Adichie Commencement Speech Essay
Autor: Arnas Pedersen • January 15, 2018 • Essay • 1,134 Words (5 Pages) • 807 Views
Analytical Essay – Commencement Address
Feminism is an ideology that accentuates the societal importance and individual value of women. Since ancient times, women have been discriminated by men, wherefore the feminists intend to oppose the male supremacy in society. The very thing is what Chimamanda Ngozi Adichie endeavours in her speech at Wellesley College in 2015.

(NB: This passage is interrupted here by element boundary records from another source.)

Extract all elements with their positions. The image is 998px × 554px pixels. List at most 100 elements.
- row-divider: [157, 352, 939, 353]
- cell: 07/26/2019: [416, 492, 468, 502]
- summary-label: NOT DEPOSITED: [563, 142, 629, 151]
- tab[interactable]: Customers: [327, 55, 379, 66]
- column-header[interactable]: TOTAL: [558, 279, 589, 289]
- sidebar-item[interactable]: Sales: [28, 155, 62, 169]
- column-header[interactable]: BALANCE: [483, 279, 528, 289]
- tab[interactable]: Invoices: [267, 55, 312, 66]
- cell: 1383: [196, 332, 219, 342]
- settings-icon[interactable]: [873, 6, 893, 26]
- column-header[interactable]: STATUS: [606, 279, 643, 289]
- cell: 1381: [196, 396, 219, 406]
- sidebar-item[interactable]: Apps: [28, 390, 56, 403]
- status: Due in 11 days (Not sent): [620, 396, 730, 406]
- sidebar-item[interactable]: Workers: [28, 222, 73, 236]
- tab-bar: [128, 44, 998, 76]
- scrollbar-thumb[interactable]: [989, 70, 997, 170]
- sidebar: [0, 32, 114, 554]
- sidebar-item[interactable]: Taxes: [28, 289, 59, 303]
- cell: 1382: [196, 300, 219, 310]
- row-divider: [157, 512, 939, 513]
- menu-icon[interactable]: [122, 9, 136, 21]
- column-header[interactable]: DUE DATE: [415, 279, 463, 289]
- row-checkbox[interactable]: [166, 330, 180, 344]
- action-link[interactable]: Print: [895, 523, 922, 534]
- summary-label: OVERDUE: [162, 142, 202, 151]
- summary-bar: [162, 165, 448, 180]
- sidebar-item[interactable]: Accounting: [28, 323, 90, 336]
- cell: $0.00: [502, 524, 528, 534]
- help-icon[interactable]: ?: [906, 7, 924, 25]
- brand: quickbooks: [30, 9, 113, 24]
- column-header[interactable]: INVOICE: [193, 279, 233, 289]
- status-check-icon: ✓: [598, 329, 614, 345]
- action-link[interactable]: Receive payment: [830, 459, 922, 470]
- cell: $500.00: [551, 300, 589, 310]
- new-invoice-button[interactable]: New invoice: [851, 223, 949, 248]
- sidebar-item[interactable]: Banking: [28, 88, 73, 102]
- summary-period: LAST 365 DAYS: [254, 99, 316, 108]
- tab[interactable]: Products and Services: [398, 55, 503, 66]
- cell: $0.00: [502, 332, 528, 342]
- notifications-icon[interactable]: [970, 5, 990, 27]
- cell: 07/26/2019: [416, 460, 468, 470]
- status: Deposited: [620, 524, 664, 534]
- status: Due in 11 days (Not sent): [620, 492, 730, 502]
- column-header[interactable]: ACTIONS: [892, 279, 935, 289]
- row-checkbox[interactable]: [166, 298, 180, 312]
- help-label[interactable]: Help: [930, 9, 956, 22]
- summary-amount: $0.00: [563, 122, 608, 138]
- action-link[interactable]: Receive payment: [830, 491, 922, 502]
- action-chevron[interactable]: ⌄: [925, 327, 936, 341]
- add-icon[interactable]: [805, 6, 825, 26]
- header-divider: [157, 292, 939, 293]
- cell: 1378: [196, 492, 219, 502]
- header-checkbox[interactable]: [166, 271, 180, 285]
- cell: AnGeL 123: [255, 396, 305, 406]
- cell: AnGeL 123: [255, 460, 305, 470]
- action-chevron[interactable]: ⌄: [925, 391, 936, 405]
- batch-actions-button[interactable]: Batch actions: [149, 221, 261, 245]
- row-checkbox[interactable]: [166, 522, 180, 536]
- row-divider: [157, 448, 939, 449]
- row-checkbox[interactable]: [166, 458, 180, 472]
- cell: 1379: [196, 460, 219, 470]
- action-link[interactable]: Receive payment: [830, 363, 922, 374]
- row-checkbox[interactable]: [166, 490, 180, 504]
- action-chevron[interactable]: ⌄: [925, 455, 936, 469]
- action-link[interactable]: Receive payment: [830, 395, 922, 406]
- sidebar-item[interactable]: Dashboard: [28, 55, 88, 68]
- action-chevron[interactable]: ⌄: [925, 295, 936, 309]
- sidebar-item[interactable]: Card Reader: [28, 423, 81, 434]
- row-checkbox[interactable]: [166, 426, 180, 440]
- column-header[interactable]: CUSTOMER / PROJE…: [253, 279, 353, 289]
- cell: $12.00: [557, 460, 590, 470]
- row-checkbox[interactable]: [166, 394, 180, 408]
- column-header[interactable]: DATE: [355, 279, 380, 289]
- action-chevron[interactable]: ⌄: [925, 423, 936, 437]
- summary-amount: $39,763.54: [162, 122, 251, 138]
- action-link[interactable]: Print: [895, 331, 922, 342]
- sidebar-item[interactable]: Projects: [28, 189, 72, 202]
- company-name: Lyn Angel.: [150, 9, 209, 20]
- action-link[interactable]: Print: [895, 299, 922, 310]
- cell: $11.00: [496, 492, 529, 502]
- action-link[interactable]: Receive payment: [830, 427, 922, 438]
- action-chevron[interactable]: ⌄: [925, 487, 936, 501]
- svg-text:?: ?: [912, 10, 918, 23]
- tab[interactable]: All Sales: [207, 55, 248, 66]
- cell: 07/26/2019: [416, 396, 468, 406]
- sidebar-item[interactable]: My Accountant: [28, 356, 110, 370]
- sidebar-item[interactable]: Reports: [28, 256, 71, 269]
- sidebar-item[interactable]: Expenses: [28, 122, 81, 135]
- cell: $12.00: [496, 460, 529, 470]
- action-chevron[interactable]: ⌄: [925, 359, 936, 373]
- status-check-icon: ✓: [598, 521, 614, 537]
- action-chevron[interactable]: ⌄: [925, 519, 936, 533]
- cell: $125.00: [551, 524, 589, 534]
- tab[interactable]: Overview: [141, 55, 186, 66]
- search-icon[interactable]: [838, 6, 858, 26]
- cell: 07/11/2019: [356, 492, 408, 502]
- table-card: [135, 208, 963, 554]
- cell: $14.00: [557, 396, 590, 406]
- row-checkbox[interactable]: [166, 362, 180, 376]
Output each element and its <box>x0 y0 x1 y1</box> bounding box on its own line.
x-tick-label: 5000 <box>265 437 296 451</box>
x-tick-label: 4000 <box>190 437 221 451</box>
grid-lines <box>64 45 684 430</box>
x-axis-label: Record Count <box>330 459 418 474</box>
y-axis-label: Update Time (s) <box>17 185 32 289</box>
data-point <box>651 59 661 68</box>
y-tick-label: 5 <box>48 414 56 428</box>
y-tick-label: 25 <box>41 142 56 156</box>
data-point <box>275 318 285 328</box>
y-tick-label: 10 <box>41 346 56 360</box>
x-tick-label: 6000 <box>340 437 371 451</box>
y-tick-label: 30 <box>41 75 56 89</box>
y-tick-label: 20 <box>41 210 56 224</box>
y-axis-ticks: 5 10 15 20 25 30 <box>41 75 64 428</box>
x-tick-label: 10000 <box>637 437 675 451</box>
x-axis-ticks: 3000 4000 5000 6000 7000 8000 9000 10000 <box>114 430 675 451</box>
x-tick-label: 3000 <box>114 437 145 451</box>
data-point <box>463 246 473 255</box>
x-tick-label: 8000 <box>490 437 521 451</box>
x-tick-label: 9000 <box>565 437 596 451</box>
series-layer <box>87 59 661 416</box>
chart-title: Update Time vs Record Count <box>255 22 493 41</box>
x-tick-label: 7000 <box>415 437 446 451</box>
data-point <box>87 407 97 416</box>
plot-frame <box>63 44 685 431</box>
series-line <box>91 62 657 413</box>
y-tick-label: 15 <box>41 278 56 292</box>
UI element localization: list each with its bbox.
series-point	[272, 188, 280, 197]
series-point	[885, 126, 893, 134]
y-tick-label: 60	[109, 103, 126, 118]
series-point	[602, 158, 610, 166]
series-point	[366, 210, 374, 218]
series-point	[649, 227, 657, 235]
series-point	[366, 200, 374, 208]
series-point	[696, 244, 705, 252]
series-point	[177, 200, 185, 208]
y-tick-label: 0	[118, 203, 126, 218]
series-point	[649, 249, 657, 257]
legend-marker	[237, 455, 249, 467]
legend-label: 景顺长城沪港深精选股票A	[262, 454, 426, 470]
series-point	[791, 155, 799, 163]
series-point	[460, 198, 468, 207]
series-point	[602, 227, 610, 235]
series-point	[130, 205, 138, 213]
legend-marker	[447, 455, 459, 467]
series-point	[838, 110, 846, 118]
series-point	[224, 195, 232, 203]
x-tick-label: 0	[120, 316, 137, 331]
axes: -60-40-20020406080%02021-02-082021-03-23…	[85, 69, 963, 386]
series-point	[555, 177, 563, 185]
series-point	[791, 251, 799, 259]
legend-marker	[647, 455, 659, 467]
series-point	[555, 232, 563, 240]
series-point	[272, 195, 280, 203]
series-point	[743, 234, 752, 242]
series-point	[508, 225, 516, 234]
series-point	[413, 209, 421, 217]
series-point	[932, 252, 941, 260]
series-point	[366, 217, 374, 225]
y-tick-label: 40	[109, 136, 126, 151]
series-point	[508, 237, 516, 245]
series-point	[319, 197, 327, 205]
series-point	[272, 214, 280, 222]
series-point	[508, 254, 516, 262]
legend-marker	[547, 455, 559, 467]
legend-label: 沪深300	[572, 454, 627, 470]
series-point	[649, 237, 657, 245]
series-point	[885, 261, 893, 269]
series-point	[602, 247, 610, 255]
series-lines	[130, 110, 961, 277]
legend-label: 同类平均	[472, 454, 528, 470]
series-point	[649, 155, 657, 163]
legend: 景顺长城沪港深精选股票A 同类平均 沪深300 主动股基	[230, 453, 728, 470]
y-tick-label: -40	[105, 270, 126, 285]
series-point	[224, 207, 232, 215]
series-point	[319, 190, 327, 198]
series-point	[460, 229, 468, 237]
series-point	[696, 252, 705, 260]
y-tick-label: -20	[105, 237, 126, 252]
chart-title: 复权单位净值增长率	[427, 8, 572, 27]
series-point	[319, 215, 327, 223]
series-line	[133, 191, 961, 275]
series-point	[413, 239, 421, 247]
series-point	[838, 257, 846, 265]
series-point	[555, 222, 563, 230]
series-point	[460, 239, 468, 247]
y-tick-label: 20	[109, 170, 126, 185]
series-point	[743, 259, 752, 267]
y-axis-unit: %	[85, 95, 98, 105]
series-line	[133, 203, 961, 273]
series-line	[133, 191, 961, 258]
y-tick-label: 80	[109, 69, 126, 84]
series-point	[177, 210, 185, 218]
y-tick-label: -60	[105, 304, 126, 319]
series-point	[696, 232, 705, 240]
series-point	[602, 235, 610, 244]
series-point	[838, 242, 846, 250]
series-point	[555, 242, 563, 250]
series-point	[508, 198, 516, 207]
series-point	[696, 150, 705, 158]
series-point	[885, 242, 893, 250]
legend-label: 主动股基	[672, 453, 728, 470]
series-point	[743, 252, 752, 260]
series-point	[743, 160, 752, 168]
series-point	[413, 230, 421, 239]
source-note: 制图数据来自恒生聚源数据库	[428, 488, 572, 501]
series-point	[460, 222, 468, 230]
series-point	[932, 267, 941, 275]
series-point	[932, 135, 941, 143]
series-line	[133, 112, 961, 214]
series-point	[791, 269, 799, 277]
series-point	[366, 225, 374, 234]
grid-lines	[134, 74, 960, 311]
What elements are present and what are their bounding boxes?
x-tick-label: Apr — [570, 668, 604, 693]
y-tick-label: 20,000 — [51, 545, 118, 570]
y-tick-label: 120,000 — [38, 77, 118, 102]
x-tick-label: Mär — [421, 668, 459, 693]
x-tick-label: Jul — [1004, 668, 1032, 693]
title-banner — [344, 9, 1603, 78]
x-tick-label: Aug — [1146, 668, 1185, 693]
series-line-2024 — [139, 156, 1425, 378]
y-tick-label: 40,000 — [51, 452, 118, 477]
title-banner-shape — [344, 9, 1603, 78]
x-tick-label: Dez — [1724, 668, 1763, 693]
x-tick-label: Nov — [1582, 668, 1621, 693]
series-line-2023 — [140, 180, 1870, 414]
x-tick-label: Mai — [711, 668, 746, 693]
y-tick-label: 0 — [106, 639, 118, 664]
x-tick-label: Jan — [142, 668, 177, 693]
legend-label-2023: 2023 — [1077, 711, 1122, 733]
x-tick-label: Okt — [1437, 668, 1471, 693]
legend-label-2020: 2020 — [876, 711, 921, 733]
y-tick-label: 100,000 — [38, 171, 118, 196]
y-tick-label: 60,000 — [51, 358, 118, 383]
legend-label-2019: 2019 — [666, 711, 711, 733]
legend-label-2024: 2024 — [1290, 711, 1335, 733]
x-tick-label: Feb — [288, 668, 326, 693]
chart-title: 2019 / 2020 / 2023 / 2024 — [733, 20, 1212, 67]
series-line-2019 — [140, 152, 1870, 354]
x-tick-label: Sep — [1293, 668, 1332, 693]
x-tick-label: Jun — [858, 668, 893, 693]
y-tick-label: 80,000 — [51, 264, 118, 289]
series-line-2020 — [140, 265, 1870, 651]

Adichie opens the graduation ceremony with a Commencement Address, where her primary focus is feminism. For that reason, Adichie is the sender of this speech. She is a Nigerian feminist and writer, who addresses her speech to Wellesley College, a private women’s liberal arts college in the USA. The intended receivers are, therefore, the attendees of the graduation (and especially the young women graduating). However, the speech, if it reaches a wider public, can also be addressed to another implicit receiver – namely, everybody interested in the matters of feminism.
The preamble of Adichie’s speech focuses on how she, as a little girl, experienced gender inequality in Nigeria – “… he looked at me and said dismissively, ‘You don’t know what you are talking about, you’re a little girl” (p. 7, l. 41-43). By using a personal experience, she expresses already from the beginning, that she is a reliable spokesman (or woman), who knows the essence of the issue because she experienced gender inequality herself. Later in the speech, Adichie tells about how Adichie’s use of makeup lead her to experience other ways of gender inequality. In the end of the speech, she motivates the graduates to not let others dictate how women should live their lives.
There are a several ways that Chimamanda Adichie argues for her main point and with that also engaging the reader into the subject of feminism. For instance, Adichie’s subjective use of personal experiences – “So, I have not told you this anecdote as a way illustrate my discovery of gender injustice (…) I already knew that the world does not extend women the many courtesies that it extends to men” (p. 8, l. 55-71). By using such phrase, Adichie appeals to the empathy of the young graduating women of Wellesley – and it might be easier for them to understand and identify themselves with what Adichie experienced in her younger years. Another way that Adichie includes the attendees in the subject is by using inclusive language. This is being illustrated by the use of personal pronouns like “I”, “we” and “you” in her expressions - “We can not always bend the world into the shapes we want but we can try, we can make a concerted and real and true effort. And you are privileged that…” (p. 9, l. 188-191) In this way, Adichie appeals to the emotions of the reader in which she tries to tell the audience that they all have a responsibility if they want to make women as equal as men. This is known as the mode of persuasion, pathos.